我一邊節奏均勻地按壓,每間隔三十次左右,我俯下身子,給他做兩次人工呼吸。
一番緊急搶救之後,陸警官終于醒了,他愣愣地盯着我,然後咳嗽幾聲。
我松了口氣,讓船夫大伯和鄒淩志幫忙,将他反轉過來控水。
等到他把污水吐盡,救護車也趕來了。
我和鄒淩志跟随救護車,把陸警官送至醫院,等到他的家人到來之後,才準備離開。
“周薇,謝謝你了!”陸警官躺在病床,虛弱地說。
“這位就是最美護士吧,你今天連救幾條人命了呀,真是好樣的!”陸警官的父親對我豎起大拇指。
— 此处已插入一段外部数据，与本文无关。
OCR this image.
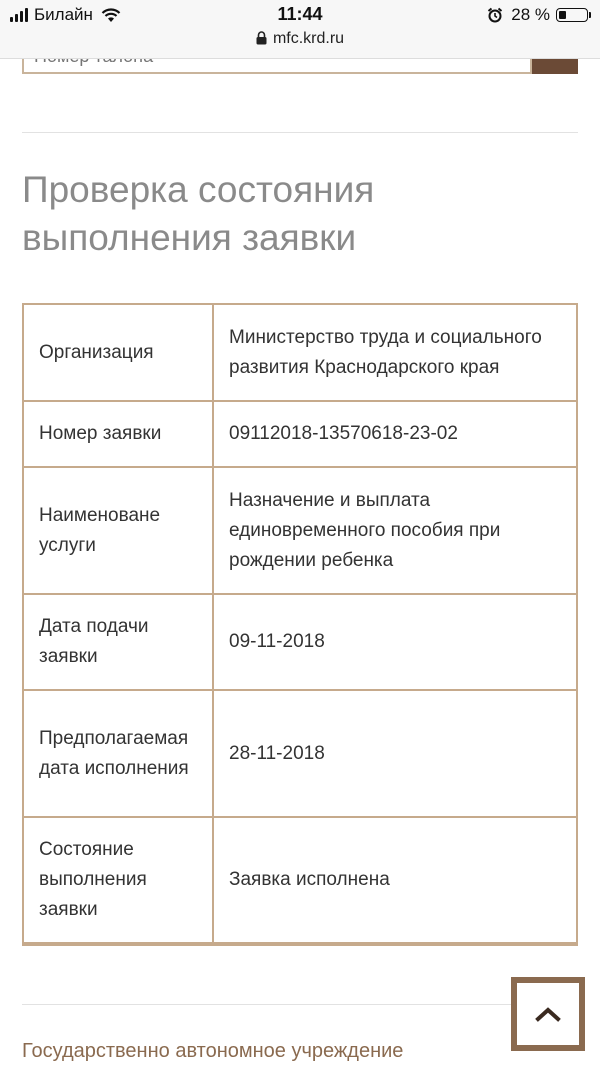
Билайн	11:44
mfc.krd.ru
28 %
Номер талона
Проверка состояния выполнения заявки
Организация	Министерство труда и социального развития Краснодарского края
Номер заявки	09112018-13570618-23-02
Наименоване услуги	Назначение и выплата единовременного пособия при рождении ребенка
Дата подачи заявки	09-11-2018
Предполагаемая дата исполнения	28-11-2018
Состояние выполнения заявки	Заявка исполнена
Государственно автономное учреждение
“嗨,我算什麽呀,救陸警官的是那位船夫大伯,再說了,陸警官也是因爲救人,才差點溺水殒命的呢。”我笑了笑說。
“那位大伯呢?”陸警官問。
我搖搖頭說:“隻能下次去河邊找了,大伯救了人後,悄悄走了。”
陸警官母親由衷地說:“這世上還是好人多啊!改天去河邊找找,好好感謝人家。”
陸爸爸點頭,随後正色說:“這個林嬌娜,性子也太驕縱了,這門婚事我斷然不會答應!”
“林家會不會對靜軒不利呢?再說,這門婚事可是局長保的媒。”陸媽媽把老伴拖到一邊,小聲說。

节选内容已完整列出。